Extreme Lipid Phenotypes in Autosomal Dominant Hypercholesterolemia: The ELePHANT Study

Autosomal Dominant Hypercholesterolemia (ADH) is characterized by sharply
elevated plasma LDL-C levels and is caused by mutations in LDLR, APOB and/or
PCSK9.
Homozygosity for mutations in these genes is commonly considered to result in
an extreme clinical phenotype (LDL-C levels above 13mmo/L). In a recent study,
however, we observed that LDL-C levels were considerably lower in 50% of the
patients with molecular defined homozygous ADH.
In contrast; in 0.05% of all heterozygous ADH patients (with an expected LDL-C
level in the range 5-8 mmol/L) we observed LDL-C levels that were considerably
higher and based on clinical criteria, one would these patients classify as
hoADH. This exemplifies the disconnect between the molecular diagnosis and the
clinical phenotype.
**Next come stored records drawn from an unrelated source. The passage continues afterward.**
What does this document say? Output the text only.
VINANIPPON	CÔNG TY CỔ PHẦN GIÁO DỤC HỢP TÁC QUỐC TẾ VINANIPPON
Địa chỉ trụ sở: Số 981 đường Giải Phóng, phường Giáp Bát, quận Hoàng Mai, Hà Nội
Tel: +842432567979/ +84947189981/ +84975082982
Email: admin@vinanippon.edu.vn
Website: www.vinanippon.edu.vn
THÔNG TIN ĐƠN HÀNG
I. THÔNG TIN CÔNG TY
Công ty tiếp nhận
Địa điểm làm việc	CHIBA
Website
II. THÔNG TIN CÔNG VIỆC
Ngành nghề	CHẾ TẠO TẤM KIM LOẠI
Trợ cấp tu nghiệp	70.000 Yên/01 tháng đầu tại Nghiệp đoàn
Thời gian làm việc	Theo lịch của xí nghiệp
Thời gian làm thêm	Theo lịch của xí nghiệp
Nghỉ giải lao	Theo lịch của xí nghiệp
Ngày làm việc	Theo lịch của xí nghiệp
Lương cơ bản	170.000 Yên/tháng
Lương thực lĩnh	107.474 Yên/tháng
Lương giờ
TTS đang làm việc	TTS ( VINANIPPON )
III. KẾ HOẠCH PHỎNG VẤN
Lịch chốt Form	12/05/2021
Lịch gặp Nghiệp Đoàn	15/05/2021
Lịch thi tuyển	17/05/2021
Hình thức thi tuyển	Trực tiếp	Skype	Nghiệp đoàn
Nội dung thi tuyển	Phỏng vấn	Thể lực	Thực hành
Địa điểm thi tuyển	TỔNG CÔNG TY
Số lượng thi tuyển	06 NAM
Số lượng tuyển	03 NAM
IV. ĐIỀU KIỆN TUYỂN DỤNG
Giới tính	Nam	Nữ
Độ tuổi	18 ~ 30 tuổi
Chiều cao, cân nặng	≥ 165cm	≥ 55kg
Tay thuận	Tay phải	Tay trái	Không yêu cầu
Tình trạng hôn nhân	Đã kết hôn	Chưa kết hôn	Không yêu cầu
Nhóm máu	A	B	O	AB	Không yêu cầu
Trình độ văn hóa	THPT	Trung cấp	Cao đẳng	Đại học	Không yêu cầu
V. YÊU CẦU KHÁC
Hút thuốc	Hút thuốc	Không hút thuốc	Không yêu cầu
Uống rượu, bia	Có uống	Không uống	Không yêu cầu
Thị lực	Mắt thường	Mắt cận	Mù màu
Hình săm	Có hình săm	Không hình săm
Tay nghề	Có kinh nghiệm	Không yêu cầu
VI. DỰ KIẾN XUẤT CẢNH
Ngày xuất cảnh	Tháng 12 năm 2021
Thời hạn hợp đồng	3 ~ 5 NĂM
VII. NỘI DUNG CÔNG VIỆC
Aim of our study is to identify (epi) genetic and
biological factors underlying these extremes in phenotypical variation.
Moreover, vascular imaging studies will be performed to study the consequences
of the dyslipidemia in these two patient cohorts. This will contribute to a new
definition of homozygous ADH.

1) To investigate the underlying mechanisms of the variable ADH phenotypes in
two extreme ADH populations.
- Genetically homozygous patients with a phenotype resembling the phenotype
encountered in heterozygous ADH patients.
- Genetically heterozygous patients who were presented with a phenotype similar
to the clinical phenotype seen in clinical homozygous ADH patients

2) To study the vascular consequences of these extreme ADH phenotypes by using
cIMT measurements.

Observational cross-sectional study

This study does not involve interventions with significant risk for
participating individuals. The only risk exists of possible development of a
haematoma on the injection site, after blood sampling and possible development
of a scar on the side of the skinbiopsy. Measurement of carotid Intima Media
Thickness is a non-invasive procedure using ultrasonography.